The problem is that many providers don’t have a robust system in place for alerting referring physicians to incidental findings and ensuring that patients get the follow-up exams they need.
The new study addresses incidental findings within the context of CT lung cancer screening, specifically in the National Lung Screening Trial, the landmark study that established low-dose CT’s lifesaving benefit.
- It’s an important question, because chasing down a large number of benign incidental findings would be a resource-intensive task that could alter the cost-benefit ratio of lung screening.
Researchers analyzed significant incidental findings unrelated to lung cancer in 26.4k people across three rounds of LDCT screening who were followed for a year, revealing…
- Cancer findings outside the lung occurred in 6.8% of people, and 13% of them had multiple cancers.
- Patients with significant incidental findings had a higher absolute risk of being diagnosed with extrapulmonary cancer within a year (16 per 1k participants).

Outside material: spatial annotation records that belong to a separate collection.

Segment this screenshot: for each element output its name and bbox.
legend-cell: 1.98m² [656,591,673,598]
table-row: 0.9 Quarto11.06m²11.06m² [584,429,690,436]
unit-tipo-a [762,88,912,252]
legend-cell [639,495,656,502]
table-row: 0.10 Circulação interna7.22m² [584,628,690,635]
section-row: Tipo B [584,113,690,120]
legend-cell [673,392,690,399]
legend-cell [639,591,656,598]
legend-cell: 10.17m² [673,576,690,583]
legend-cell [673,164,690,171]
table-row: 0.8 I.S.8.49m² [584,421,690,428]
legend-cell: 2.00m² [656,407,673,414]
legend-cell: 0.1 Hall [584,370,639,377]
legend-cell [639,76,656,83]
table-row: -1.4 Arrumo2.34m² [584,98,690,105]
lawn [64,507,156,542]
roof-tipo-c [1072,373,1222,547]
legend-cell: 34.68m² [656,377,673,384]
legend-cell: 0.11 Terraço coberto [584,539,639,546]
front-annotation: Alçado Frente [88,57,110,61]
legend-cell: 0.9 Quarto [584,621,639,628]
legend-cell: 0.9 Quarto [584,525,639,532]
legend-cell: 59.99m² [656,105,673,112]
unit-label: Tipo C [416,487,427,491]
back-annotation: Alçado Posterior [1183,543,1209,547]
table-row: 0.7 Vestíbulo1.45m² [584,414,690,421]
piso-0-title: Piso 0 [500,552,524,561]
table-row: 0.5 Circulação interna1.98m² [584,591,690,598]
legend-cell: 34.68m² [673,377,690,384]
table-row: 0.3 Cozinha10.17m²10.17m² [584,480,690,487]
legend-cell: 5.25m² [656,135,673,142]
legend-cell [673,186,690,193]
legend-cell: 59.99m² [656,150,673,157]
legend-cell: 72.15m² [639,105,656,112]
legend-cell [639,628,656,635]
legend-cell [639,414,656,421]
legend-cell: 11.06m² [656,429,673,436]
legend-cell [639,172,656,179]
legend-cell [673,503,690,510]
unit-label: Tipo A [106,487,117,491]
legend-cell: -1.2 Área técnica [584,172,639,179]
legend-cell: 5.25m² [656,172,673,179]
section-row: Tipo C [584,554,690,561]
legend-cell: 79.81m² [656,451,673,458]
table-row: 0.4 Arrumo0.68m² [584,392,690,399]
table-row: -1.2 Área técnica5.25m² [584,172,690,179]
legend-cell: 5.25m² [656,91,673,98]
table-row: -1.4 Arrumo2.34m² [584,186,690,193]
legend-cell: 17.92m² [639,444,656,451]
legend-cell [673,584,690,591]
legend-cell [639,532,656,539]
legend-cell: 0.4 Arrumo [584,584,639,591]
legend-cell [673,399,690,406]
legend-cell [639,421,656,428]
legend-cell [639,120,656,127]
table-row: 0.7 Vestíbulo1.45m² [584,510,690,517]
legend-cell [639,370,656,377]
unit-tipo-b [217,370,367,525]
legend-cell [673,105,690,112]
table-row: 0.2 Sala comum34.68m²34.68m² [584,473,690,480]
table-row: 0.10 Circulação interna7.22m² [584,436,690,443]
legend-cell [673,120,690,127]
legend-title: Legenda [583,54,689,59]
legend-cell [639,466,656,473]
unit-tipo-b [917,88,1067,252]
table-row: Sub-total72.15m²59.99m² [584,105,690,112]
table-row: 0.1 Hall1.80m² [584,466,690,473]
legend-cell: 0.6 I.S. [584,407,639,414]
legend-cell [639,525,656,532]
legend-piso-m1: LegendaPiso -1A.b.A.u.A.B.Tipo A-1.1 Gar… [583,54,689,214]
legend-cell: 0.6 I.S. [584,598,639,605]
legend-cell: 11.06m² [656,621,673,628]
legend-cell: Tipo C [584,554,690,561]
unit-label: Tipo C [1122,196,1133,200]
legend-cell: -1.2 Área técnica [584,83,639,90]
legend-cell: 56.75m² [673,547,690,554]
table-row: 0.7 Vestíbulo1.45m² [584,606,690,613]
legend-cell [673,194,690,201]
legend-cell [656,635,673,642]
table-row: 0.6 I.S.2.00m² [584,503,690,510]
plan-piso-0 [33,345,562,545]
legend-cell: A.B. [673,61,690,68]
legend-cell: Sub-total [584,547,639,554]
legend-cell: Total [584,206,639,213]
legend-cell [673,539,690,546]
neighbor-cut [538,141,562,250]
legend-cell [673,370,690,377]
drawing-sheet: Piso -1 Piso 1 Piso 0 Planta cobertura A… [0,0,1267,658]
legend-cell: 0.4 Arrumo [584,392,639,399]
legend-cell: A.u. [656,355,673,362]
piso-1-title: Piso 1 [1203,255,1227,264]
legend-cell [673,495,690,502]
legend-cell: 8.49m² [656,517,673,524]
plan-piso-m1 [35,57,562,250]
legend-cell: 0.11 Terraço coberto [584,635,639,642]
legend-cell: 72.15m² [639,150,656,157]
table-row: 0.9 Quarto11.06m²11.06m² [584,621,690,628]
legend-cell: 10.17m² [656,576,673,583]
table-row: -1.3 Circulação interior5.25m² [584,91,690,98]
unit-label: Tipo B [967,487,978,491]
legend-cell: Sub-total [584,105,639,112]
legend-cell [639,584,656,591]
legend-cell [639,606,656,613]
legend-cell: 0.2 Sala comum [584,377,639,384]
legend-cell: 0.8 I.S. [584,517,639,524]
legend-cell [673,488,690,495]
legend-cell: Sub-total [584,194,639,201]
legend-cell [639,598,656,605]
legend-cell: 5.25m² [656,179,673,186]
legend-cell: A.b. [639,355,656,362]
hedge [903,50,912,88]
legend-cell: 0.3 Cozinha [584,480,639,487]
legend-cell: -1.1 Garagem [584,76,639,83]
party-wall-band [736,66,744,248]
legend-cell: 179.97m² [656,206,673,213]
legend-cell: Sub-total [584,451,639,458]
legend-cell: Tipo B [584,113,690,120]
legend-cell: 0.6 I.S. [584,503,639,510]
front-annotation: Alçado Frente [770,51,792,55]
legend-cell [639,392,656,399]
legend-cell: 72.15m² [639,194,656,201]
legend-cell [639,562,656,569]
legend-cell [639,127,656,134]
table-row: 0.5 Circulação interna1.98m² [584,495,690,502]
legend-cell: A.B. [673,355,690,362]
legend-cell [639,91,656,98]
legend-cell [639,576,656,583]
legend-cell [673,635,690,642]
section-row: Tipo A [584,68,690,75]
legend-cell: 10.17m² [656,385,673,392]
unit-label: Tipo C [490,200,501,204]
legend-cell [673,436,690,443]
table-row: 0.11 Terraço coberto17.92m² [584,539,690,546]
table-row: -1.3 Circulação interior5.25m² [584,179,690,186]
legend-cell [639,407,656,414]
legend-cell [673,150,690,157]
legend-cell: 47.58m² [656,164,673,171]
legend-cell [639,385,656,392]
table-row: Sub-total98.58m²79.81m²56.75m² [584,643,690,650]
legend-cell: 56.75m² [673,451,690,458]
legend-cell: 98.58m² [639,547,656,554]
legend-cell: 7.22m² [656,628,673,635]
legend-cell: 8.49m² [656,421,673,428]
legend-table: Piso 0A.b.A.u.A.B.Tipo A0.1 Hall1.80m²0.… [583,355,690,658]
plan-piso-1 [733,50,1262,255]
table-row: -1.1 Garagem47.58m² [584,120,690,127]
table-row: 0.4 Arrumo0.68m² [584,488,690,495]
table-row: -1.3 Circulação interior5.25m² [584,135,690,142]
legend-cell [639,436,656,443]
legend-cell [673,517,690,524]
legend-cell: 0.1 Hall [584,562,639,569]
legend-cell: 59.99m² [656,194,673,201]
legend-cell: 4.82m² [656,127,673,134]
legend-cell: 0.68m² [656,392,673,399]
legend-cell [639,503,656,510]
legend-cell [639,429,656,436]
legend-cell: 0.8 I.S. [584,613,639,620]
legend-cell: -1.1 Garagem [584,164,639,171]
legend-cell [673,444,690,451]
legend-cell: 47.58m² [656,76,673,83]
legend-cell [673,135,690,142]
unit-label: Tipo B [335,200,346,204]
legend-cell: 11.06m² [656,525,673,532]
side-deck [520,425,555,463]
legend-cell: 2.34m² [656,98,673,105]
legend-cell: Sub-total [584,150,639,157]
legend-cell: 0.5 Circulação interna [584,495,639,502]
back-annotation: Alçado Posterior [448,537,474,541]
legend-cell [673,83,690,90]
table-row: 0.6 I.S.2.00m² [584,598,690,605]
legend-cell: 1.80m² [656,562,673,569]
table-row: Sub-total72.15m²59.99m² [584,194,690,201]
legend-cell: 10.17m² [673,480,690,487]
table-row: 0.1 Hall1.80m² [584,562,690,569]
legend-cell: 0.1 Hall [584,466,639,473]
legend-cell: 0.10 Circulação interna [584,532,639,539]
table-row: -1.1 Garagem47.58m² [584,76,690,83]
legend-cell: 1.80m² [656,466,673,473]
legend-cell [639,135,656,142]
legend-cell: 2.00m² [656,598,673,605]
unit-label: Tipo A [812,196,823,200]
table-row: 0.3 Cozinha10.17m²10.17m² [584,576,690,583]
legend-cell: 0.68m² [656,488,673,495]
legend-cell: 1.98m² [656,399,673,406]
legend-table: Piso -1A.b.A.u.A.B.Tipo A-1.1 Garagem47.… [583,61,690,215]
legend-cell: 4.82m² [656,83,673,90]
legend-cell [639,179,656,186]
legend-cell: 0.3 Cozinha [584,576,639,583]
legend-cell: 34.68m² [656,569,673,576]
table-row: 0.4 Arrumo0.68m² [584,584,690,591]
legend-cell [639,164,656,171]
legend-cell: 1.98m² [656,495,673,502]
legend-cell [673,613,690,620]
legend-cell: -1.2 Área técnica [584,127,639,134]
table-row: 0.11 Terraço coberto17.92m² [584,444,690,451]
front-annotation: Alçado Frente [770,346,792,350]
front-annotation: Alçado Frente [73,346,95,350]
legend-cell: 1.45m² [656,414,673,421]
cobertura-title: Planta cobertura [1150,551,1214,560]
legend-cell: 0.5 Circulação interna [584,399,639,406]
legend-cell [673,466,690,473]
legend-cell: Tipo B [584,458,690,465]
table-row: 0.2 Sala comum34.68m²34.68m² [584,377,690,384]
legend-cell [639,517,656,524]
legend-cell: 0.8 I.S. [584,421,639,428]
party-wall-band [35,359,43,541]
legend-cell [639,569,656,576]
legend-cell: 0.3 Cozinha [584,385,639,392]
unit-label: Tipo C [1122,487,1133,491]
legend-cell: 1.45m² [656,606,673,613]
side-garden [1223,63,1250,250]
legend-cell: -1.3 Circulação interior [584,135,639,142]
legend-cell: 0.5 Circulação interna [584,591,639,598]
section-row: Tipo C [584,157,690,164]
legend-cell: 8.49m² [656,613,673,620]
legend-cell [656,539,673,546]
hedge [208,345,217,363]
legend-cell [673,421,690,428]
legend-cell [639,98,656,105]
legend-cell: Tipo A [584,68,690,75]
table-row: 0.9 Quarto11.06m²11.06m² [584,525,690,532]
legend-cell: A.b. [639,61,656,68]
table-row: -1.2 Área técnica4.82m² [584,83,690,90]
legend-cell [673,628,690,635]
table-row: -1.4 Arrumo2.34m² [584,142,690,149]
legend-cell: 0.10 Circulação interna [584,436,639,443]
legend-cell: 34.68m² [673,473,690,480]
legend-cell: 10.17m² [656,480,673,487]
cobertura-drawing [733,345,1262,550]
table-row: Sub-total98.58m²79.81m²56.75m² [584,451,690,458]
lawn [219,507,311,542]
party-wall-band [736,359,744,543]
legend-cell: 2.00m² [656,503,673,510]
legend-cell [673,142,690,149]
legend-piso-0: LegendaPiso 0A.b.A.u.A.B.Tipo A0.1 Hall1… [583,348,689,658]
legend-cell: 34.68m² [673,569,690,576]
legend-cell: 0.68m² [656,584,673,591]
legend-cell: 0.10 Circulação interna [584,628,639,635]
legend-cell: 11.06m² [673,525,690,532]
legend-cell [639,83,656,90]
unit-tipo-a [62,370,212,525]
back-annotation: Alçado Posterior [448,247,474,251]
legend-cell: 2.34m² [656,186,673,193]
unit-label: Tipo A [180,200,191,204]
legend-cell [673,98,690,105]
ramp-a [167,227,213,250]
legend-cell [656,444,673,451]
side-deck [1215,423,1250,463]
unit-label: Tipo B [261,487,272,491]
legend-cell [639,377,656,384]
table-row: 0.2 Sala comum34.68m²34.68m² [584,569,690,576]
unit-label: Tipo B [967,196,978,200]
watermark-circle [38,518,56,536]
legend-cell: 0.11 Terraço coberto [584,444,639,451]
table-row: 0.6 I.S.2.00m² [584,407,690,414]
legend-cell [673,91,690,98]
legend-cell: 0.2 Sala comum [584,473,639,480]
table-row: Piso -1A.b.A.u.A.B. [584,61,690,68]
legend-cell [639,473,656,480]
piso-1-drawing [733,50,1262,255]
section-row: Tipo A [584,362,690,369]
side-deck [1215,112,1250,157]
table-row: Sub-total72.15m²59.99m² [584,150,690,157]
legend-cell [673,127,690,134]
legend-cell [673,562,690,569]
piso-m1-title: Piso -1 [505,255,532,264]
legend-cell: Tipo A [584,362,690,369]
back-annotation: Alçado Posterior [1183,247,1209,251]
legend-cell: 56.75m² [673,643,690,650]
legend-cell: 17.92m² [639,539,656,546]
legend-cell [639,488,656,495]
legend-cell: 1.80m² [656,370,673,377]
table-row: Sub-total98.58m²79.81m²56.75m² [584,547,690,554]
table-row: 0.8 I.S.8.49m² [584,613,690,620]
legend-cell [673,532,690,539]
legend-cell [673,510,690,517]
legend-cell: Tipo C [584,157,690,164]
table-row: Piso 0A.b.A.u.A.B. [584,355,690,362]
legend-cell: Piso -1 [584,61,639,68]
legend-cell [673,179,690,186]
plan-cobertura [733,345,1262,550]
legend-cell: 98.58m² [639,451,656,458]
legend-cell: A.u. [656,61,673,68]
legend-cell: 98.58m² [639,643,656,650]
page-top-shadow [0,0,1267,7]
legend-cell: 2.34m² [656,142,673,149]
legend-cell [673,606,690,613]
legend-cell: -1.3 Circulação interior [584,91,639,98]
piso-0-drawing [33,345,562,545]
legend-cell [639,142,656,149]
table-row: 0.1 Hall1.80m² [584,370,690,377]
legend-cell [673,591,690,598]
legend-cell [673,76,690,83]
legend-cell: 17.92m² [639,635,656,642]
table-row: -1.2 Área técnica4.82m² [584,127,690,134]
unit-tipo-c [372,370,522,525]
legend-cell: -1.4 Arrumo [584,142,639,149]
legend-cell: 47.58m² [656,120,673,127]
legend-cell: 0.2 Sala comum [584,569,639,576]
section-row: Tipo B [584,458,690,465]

- Study participants with incidental findings tended to be slightly older (62 vs. 61 years) and more likely to have a history of smoking-related disease (69% vs. 66%).
The findings confirm that having a plan to manage incidental findings should be an important part of any CT lung cancer screening program, especially given previous research showing that 23% of deaths in NLST were due to cancers outside the lung.
- In fact, an effective incidental finding program could enhance LDCT screening’s value, especially given that people eligible for screening have heavy smoking histories.
The Takeaway
The new study shows that incidental findings on CT lung screening exams are common and serious enough to warrant further investigation. Screening programs that are able to do so effectively will deliver even more value to their patients than lung screening alone.